If you want to use your laptop for games, don't buy a Mac.

If you want to do EVERYTHING ELSE (including school and work stuffs)... with no maintenence required, easy set-up, a reliable system, great security, and a damn powerful machine that's definately worth every single penny you've paid, then get a Mac. A Macbook or Macbook Pro would be great, but depending on what you'd be using it for, you might even be able to get an iBook G4 working for yourself (plus you can get them cheap, I got mine for $600)


----------



## Ron Overdrive (Oct 31, 2007)

If you want a machine that can play games pretty well you could always buy an ASUS laptop. They're fairly priced, but they come with Vista pre-installed so you might wanna keep around a XP disc. I got mine for $1200 after s/h & tax from NewEgg.com a few months ago. Mine has a 1.8ghz AMD Turion64 X2 (dual core model), 1 gig DDR2 ram (upgraded it to 2 gigs myself for $50), 17.1" display, 160gb HD, DVD SuperMulti drive, Geforce 7600GO w/ 256mb DDR ram, etc.


----------



## Magnus (Oct 31, 2007)

Well I'm planning to learn 3D modeling, so i'm looking for really good spec's, I've also heard that the Sony Vaio CR11Z has a 800mb gpu. Is that any good?


----------



## crabby_the_frog (Oct 31, 2007)

If you want work for digital media and editing and such (using Maya, for example), the I would definately recomend a Macbook.


----------



## Magnus (Oct 31, 2007)

ok. but why are the spec's of an apple system so low? 

i mean. for $1200 i have a macbook with like a 80gb drive, 1gb ram and 128mb gpu, thats low ><


----------



## Ron Overdrive (Oct 31, 2007)

Because Macs don't come cheap. As for the Sony... Take my word for it they're some of the worst laptops out there.


----------



## crabby_the_frog (Oct 31, 2007)

True, they are more expensive... but hey, you pay for what you get.

I've been a Mac user for the past 13 years, not ONCE have I had a major problem that I couldn't fix myself.


----------



## Bloodangel (Oct 31, 2007)

Yeah, although I'm no fan of Mac, I would reccomend one for doing anything artistic related.

And you're paying for stability and specialisation with a Mac.
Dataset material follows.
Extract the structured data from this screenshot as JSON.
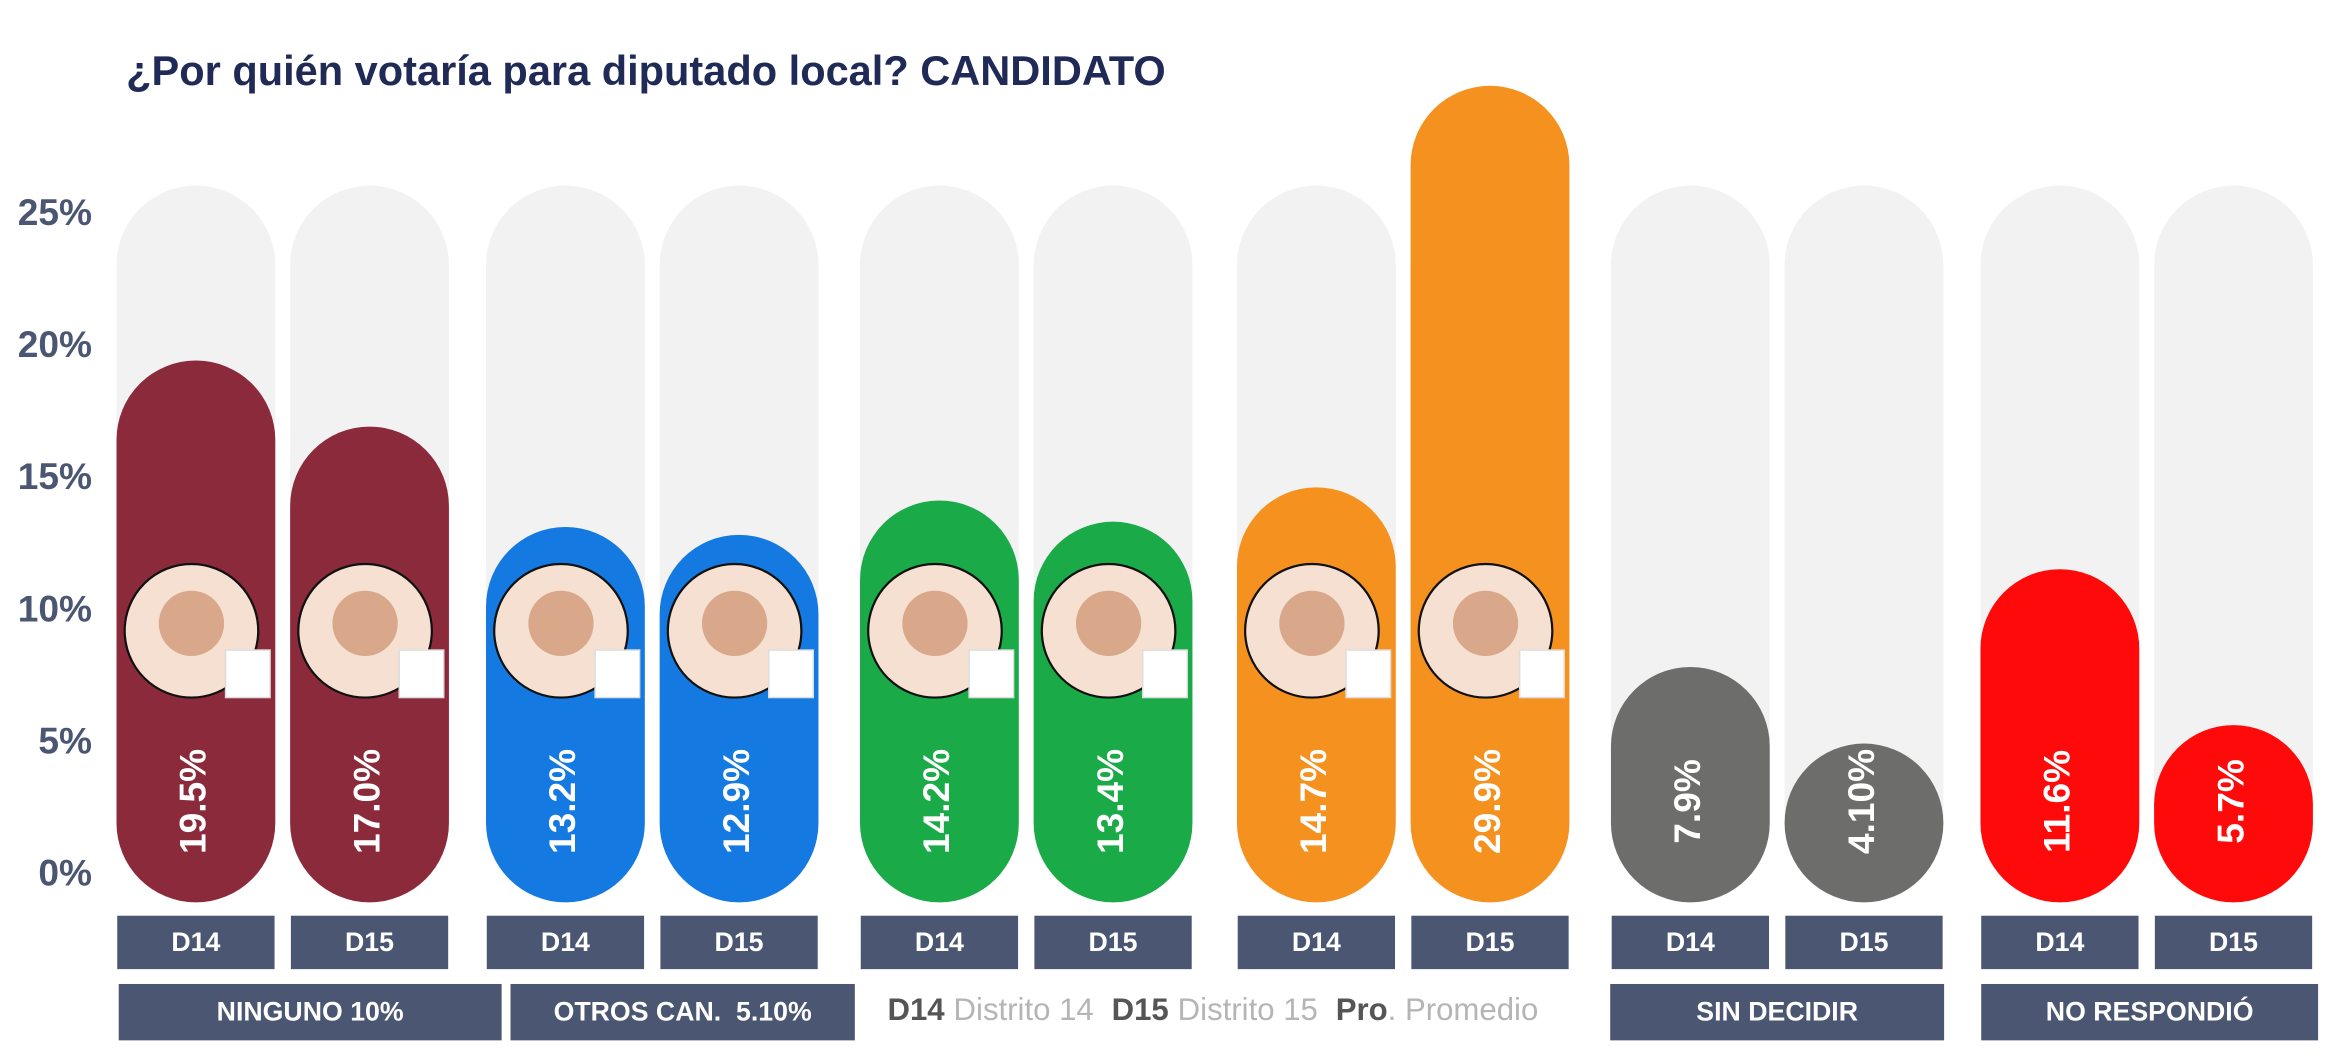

Sure, it's expensive looking, but it doesn't spit in your face like windows sometimes does cause it's OS isn't being the jack of all trades like windows is.


----------



## silvertwilight (Nov 4, 2007)

Mac's are really expensive and all but its worth it they have AMAZING customer service.

My friend spilled red bull all over his and got a new one with no charge, and although its not a labtop, apple gave me a free iPod when I washed mine


----------



## yak (Nov 5, 2007)

Okay, let's start with getting you mind together on what you want to do with the notebook you are looking to buy.
List the things you are going to do with it, and the most significant, primary thing you want to do.


----------



## Oni (Nov 5, 2007)

If you will be using your laptop as an educational/work tool and will not be using it for gaming, then you will most likely save hundreds of dollars when making your initial purchase. I assume Microsoft office and other useful applications have very low system requirements.

The only program I find essential is notepad at this moment lol. With it I can program and schedule everything I want.


----------